There are certainly advantages to doing things yourself (just ask all the
guys hanging around 'home depot'), but there are also clear limitations to
it. In how many areas can one be truly proficient? In very few, at best. I
think it was said of Goethe that he was the last person to be able to
command the entire (scientific) knowledge available at the time. The
Germans even have an expression for this: "Universalgelehrter." This,
unfortunately, was nearly 200 years ago and the amount of knowledge
available has exploded many times to a degree that there is probably nobody
around who fully understands even a clearly circumscribed domain such as a
computer.
I have no idea of aviation (beyond stretching my arm out of the window of a
speeding car) but I still have a couple of frequent flyer accounts. Does
that make me a naive fool? Not necessarily, since there are social
institutions around, say the FAA in the US, whose mandate is to ensure
aviation safety. They verify the safety of airplanes, airports etc. Now,
the trick for such institutions to work is that a) there need to be the
resources around to get the job done, and b) the conditions need to be
right so that the job is doable at all.
In respect to software, if you do not have access to the source code, there
is very little you can do, no matter what your resources are, in order
check the specifics of the program, particularly not in regard to hidden
features or bugs. In effect you are forced to blindly trust the vendor of
the software. The vendor, of course, has an interest in maintaining the
reputation of the product, so he will never tell you that something is
wrong with it (particularly since there is no liability). Opening up the
source code, at the very least, provides the conditions under which the job
of verifying the software becomes doable.

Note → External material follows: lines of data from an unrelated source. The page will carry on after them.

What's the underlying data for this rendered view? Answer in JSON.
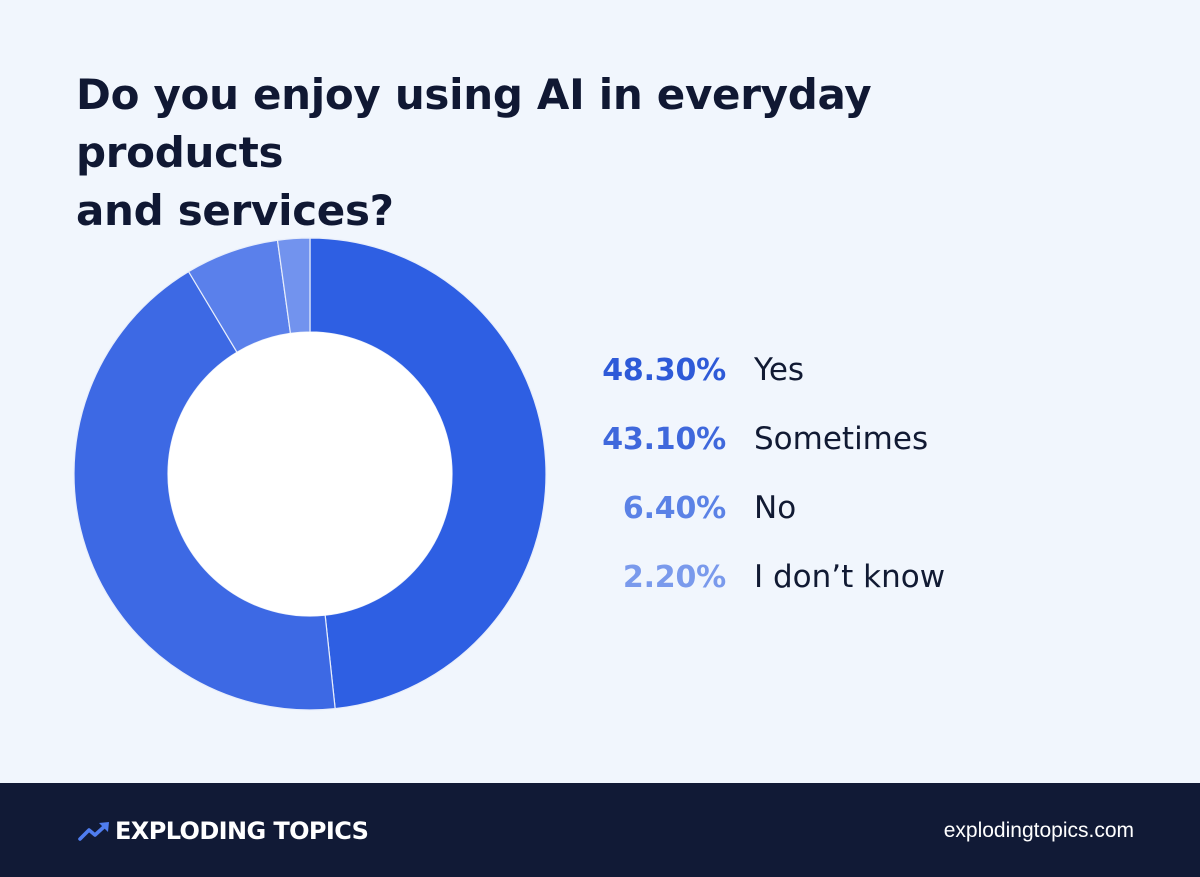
{
  "chart_data": {
    "type": "pie",
    "title": "Do you enjoy using AI in everyday products and services?",
    "title_lines": [
      "Do you enjoy using AI in everyday products",
      "and services?"
    ],
    "categories": [
      "Yes",
      "Sometimes",
      "No",
      "I don’t know"
    ],
    "values": [
      48.3,
      43.1,
      6.4,
      2.2
    ],
    "value_labels": [
      "48.30%",
      "43.10%",
      "6.40%",
      "2.20%"
    ],
    "colors": [
      "#2e5fe3",
      "#3d69e4",
      "#5a80eb",
      "#7293ee"
    ],
    "label_colors": [
      "#2e5ad8",
      "#3f68dc",
      "#5b82e6",
      "#7a9aec"
    ],
    "donut": true,
    "legend_position": "right"
  },
  "footer": {
    "brand": "EXPLODING TOPICS",
    "website": "explodingtopics.com",
    "brand_icon": "trending-up-arrow-icon"
  }
}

Of course, that does not mean necessarily that someone with a keen eye is
actually doing it. Which gets us to the question of where the resources
come from to do the checking. This clearly is a tricky problem. What are
the social institutions supporting OS development in the long run? While
much needs remains to be developed, it's not that we are standing at the
beginning of the process. The way OS projects are organized --
collaboratively and open -- optimizes the chances that bugs are found and
minimizes the possibilities that someone is able to hide a feature in it.
Furthermore, only one person has to find the bug (and fix it) for it to
become available to all users. On the other hand, even if you find a bug in
an M$ program, chances are, your neighbour will never know it, because you
are not allow to tell him and M$ won't do it.
Note that I say "optimizes the chances" and "one person has to find the
bug" both are strong conditionals. There is no guarantee here. But also
doing it yourself is not really one, since how do you know that you fully
understood the code? IBetter assume you don't. I guess there were a lot of
intelligent people looking at the source code of PGP and still, a bug
eluded all of them for a long time. Chances are nobody found the bug nobody
could exploit it. But once the bug was found, it was published readily
increasing the chances of it being fixed.
The answer to the imperfections of OSS is not to verify yourself, after
all, the answer to the difficulties of writing good software is also not to
write it yourself, but to distribute the process to those willing and able
to do it. What we need to find now, are institutions capable of sustaining
this process. So far, OSS hasn't done badly on this front either.